Prosensors' BIOT Multifunction Sensor Offers Up to Five Years' Operation From Two AAA Batteries

Having completed field tests, the low-cost long-life BIOT is now available — though without an in-progress companion smartphone app.

Gareth Halfacree
4 years agoSensors

Canadian electronics specialist Prosensors has launched a compact, Wi-Fi-connected, multifunction sensor capable, it claims, of running for five years on just two off-the-shelf AAA batteries.

"I designed the BIOT just in case people wanted a device with a hall-sensor activated door alarm, resistive divider water sensor, and temperature sensor (thermistor) that runs on batteries and doesn't need a gateway but can talk directly to the Wi-Fi router over Wi-Fi," Prosensors' Gerry Briggs explains. "Sure, there are other platforms out there by the big guys, but this is good for experimenters."

The BIOT is a two-part design, taking the form of a main body housing the microcontroller and battery pair plus a secondary magnet which serves as the first of its sensors: a door or window open/close sensor. Alongside this is a temperature sensor, a water-leak sensor that doubles as a soil moisture sensor, plus solder points for an absorptive glass mat (AGM) battery voltage sensor for off-grid or vehicle power monitoring — the use of which however, voids the gadget's warranty.

Trials of the BIOT began back in 2017, culminating in a 40-strong cohort tested through the winter of 2018 without a single failure. Late last year, the first of 1,000 units began to enter testing — as did the PacketPeek service, a cloud platform for monitoring the reports from BIOT devices in-the-field which Prosensors says can be replaced with any other server application accepting POST requests.

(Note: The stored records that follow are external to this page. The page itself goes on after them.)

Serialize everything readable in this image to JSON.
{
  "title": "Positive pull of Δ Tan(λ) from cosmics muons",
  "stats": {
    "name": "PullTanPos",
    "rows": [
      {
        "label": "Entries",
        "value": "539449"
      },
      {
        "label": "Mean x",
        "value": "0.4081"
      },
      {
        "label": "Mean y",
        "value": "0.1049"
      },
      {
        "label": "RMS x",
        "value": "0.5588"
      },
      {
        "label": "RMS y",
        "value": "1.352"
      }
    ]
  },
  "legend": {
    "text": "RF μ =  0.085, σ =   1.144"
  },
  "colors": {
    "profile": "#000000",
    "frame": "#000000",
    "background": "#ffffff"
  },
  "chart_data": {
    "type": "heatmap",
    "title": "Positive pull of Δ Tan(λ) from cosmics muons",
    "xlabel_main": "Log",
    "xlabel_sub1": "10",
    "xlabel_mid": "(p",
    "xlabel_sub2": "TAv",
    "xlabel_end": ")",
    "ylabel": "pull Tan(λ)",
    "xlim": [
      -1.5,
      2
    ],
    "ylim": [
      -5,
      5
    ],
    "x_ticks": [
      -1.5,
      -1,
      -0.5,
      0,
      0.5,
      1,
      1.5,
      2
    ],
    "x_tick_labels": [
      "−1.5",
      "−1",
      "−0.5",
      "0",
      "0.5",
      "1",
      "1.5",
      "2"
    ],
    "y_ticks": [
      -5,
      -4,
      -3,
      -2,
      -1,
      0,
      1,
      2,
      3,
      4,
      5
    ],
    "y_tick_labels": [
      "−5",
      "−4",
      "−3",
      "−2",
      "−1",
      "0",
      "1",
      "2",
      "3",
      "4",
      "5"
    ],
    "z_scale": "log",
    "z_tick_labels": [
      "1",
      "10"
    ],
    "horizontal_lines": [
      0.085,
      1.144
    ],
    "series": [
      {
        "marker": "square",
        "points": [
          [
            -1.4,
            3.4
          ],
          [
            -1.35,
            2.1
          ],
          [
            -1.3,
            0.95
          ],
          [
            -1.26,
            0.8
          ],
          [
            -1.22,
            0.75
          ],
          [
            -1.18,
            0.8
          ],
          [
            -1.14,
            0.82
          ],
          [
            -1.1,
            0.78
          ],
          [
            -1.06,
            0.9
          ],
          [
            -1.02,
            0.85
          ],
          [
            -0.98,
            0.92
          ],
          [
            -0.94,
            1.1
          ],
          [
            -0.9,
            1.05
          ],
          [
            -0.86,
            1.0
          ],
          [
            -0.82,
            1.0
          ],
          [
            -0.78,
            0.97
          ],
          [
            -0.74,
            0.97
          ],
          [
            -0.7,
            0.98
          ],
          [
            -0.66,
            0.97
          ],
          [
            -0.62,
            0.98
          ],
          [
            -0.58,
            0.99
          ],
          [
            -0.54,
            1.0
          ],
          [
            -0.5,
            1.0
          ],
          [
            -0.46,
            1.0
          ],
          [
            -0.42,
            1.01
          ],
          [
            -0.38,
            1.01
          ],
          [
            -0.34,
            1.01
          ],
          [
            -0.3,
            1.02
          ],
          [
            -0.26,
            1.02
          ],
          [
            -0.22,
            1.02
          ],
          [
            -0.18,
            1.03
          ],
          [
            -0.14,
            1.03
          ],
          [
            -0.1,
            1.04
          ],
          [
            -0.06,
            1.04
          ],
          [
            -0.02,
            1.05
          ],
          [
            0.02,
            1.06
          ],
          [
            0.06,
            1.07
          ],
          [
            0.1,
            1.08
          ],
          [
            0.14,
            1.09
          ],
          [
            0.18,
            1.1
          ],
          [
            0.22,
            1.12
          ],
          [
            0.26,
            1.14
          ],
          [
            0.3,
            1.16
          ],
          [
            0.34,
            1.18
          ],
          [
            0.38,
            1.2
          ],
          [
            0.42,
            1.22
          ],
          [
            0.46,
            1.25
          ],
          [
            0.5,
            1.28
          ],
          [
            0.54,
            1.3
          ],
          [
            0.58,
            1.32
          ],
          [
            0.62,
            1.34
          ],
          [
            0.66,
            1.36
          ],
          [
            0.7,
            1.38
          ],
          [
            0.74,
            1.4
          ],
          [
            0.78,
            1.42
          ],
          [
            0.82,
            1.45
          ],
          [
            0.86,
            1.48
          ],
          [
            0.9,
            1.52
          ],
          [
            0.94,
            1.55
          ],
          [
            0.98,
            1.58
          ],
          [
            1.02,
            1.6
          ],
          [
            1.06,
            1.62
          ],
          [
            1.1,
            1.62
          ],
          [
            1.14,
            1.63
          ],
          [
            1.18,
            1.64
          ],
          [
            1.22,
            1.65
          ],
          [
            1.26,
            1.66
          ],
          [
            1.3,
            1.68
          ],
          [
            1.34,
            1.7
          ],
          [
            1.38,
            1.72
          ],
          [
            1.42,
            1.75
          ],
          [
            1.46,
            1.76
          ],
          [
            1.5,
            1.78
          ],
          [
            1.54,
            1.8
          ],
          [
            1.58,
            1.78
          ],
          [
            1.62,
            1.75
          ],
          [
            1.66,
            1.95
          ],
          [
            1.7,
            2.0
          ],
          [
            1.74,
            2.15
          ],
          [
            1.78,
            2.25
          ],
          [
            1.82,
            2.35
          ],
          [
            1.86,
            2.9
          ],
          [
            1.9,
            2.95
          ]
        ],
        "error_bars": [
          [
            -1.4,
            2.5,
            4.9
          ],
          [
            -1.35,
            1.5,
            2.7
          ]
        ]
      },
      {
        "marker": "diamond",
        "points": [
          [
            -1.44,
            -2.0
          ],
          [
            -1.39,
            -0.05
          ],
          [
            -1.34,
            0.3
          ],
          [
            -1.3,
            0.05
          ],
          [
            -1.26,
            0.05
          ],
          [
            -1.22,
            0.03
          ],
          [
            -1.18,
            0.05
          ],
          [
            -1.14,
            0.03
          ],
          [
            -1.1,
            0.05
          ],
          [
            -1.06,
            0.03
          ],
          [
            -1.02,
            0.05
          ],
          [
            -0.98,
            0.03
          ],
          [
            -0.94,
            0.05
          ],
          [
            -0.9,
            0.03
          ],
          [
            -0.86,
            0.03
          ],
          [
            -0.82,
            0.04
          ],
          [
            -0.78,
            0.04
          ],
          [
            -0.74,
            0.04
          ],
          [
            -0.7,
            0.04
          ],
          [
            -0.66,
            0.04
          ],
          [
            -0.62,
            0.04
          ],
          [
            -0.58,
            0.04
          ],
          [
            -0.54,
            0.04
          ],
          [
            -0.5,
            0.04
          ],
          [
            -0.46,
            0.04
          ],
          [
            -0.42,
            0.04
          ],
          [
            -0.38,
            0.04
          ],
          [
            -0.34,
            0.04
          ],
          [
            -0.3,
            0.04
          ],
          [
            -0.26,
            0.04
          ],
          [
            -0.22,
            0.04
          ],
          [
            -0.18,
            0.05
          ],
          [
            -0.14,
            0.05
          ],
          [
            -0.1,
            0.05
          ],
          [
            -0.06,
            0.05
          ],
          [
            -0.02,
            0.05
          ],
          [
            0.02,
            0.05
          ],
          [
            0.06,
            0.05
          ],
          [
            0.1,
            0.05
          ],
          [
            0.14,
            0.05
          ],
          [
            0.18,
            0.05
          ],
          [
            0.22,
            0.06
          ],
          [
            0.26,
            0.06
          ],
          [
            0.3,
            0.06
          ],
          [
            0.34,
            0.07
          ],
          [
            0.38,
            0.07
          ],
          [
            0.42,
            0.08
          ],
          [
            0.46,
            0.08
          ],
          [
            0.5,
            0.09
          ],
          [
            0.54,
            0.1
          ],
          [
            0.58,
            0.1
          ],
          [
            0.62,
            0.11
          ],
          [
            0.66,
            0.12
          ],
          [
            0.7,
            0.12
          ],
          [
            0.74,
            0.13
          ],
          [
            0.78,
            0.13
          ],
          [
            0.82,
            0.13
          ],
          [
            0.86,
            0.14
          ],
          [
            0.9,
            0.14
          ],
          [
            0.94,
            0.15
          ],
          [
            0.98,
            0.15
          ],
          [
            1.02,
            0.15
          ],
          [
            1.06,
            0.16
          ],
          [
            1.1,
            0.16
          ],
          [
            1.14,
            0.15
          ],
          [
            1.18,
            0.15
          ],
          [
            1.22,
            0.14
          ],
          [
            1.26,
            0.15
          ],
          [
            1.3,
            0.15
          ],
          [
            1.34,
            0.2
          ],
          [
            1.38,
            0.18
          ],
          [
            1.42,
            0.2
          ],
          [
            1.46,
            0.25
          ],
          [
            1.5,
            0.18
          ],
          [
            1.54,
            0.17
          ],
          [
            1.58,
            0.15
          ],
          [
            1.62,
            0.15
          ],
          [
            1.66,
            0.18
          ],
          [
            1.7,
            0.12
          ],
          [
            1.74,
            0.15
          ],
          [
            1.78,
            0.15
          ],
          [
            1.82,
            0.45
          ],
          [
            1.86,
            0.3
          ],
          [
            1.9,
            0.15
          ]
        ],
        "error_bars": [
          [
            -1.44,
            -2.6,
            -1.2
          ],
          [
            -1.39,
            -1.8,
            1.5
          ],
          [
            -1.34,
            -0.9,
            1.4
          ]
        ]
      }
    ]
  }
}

According to Prosensors' testing, the BIOT's battery life varies depending on workload: Using the leak sensor in a dry environment without it being triggered leads to a five-year lifespan before the two AAA batteries need to be changed; using the hall-effect sensor for door opening and closing detection roughly 10 times a day with a two-hour update cycle drops that to two years; and reporting readings from the temperature sensor every 30 minutes will see the lifespan drop to nine months.

The BIOT sensors are now available from Prosensors' Tindie store for $19 a unit, though a promised smartphone app for ease of setup has not yet been released; more information can be found in the company's associated user guide.